The intention of using Ratan Singh as a stand-in for today’s Rajputs was ill-advised, but not an entirely poor one. For starters, there’s plenty the modern defenders of Rajput culture could learn from their medieval forerunner. Perhaps the Karni Sena could take some advice from Ratan Singh about not attacking the weak, helpless, and unarmed. For now, it seems like the only one of Ratan Singh’s lines they’ve taken to heart is “jiska sar kate aur dhadd dushman se ladte rahe, woh Rajput”, if the dushman is the Supreme Court and the battlefield the movie theatre.   

The Rajput Karni Sena was afraid Padmaavat would besmirch the community’s name, but in between the portrayal of Ratan Singh and Padmini, and the glorification of the tragic act of jauhar, that is hardly the case. What’s more dangerous is the subliminal “Us vs Them” message that has been slipped into Padmaavat. In depicting the Rajput society of Chittor as a utopia that is burnt to ashes by a degenerate Muslim tyrant, the movie furthers the narrative that Muslims are outsiders to India. The reality, that Muslims have been a vital thread of India’s socio-political fabric for centuries, is covered up in favour of stoking communal tensions that have only recently begun to rise.

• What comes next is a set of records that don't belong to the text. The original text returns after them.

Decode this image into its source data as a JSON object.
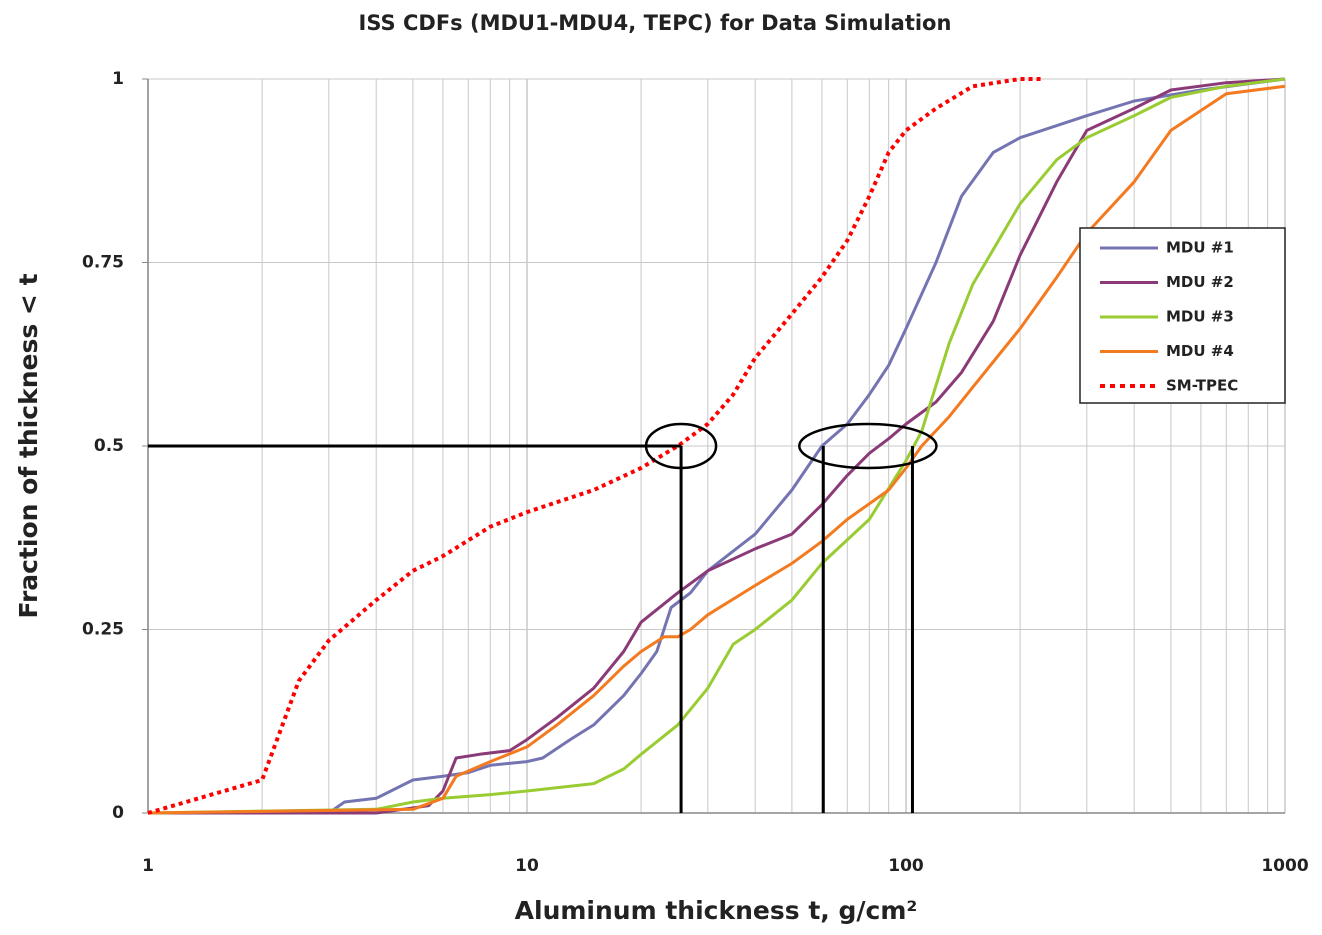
{
  "chart_data": {
    "type": "line",
    "title": "ISS CDFs (MDU1-MDU4, TEPC) for Data Simulation",
    "xlabel": "Aluminum thickness t,  g/cm²",
    "ylabel": "Fraction of thickness < t",
    "xscale": "log",
    "xlim": [
      1,
      1000
    ],
    "ylim": [
      0,
      1
    ],
    "xticks": [
      1,
      10,
      100,
      1000
    ],
    "xminorticks": [
      2,
      3,
      4,
      5,
      6,
      7,
      8,
      9,
      20,
      30,
      40,
      50,
      60,
      70,
      80,
      90,
      200,
      300,
      400,
      500,
      600,
      700,
      800,
      900
    ],
    "yticks": [
      0,
      0.25,
      0.5,
      0.75,
      1
    ],
    "grid": true,
    "legend": "right",
    "series": [
      {
        "name": "MDU #1",
        "color": "#7474b2",
        "dash": false,
        "x": [
          1,
          3,
          3.3,
          4,
          5,
          6,
          7,
          8,
          10,
          11,
          13,
          15,
          18,
          20,
          22,
          24,
          27,
          30,
          40,
          50,
          60,
          70,
          80,
          90,
          100,
          120,
          140,
          170,
          200,
          300,
          400,
          600,
          1000
        ],
        "values": [
          0,
          0,
          0.015,
          0.02,
          0.045,
          0.05,
          0.055,
          0.065,
          0.07,
          0.075,
          0.1,
          0.12,
          0.16,
          0.19,
          0.22,
          0.28,
          0.3,
          0.33,
          0.38,
          0.44,
          0.5,
          0.53,
          0.57,
          0.61,
          0.66,
          0.75,
          0.84,
          0.9,
          0.92,
          0.95,
          0.97,
          0.985,
          1
        ]
      },
      {
        "name": "MDU #2",
        "color": "#8b3a78",
        "dash": false,
        "x": [
          1,
          4,
          5.5,
          6,
          6.5,
          7.5,
          9,
          10,
          12,
          15,
          18,
          20,
          25,
          30,
          40,
          50,
          60,
          70,
          80,
          90,
          100,
          120,
          140,
          170,
          200,
          250,
          300,
          400,
          500,
          700,
          1000
        ],
        "values": [
          0,
          0,
          0.01,
          0.03,
          0.075,
          0.08,
          0.085,
          0.1,
          0.13,
          0.17,
          0.22,
          0.26,
          0.3,
          0.33,
          0.36,
          0.38,
          0.42,
          0.46,
          0.49,
          0.51,
          0.53,
          0.56,
          0.6,
          0.67,
          0.76,
          0.86,
          0.93,
          0.96,
          0.985,
          0.995,
          1
        ]
      },
      {
        "name": "MDU #3",
        "color": "#99cc33",
        "dash": false,
        "x": [
          1,
          4,
          5,
          6,
          8,
          10,
          15,
          18,
          20,
          25,
          30,
          35,
          40,
          50,
          60,
          80,
          100,
          110,
          130,
          150,
          200,
          250,
          300,
          400,
          500,
          700,
          1000
        ],
        "values": [
          0,
          0.005,
          0.015,
          0.02,
          0.025,
          0.03,
          0.04,
          0.06,
          0.08,
          0.12,
          0.17,
          0.23,
          0.25,
          0.29,
          0.34,
          0.4,
          0.48,
          0.52,
          0.64,
          0.72,
          0.83,
          0.89,
          0.92,
          0.95,
          0.975,
          0.99,
          1
        ]
      },
      {
        "name": "MDU #4",
        "color": "#f47a20",
        "dash": false,
        "x": [
          1,
          5,
          6,
          6.5,
          8,
          10,
          12,
          15,
          18,
          20,
          23,
          25,
          27,
          30,
          40,
          50,
          60,
          70,
          90,
          100,
          110,
          130,
          150,
          200,
          250,
          300,
          400,
          500,
          700,
          1000
        ],
        "values": [
          0,
          0.005,
          0.02,
          0.05,
          0.07,
          0.09,
          0.12,
          0.16,
          0.2,
          0.22,
          0.24,
          0.24,
          0.25,
          0.27,
          0.31,
          0.34,
          0.37,
          0.4,
          0.44,
          0.47,
          0.5,
          0.54,
          0.58,
          0.66,
          0.73,
          0.79,
          0.86,
          0.93,
          0.98,
          0.99
        ]
      },
      {
        "name": "SM-TPEC",
        "color": "#ff0000",
        "dash": true,
        "x": [
          1,
          2,
          2.5,
          3,
          4,
          5,
          6,
          8,
          10,
          15,
          20,
          25,
          30,
          35,
          40,
          50,
          60,
          70,
          80,
          90,
          100,
          120,
          150,
          200,
          230
        ],
        "values": [
          0,
          0.045,
          0.18,
          0.235,
          0.29,
          0.33,
          0.35,
          0.39,
          0.41,
          0.44,
          0.47,
          0.5,
          0.53,
          0.57,
          0.62,
          0.68,
          0.73,
          0.78,
          0.84,
          0.9,
          0.93,
          0.96,
          0.99,
          1,
          1
        ]
      }
    ],
    "reference_lines": {
      "y": 0.5,
      "x": [
        25.5,
        60.5,
        104
      ]
    }
  }
}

In retrofitting present-day sentiment to a period film and turning a Muslim villain into a beastly, lecherous caricature, Sanjay Leela Bhansali has done both incarnations of Alauddin Khilji a disservice. The historical ruler, who was also an administrative reformer and military genius – who staved off the Mongols six times – as well as the cinematic one played by Ranveer, who had a chance to become a truly iconic anti-hero instead of a run-of-the-mill villain in an overhyped film.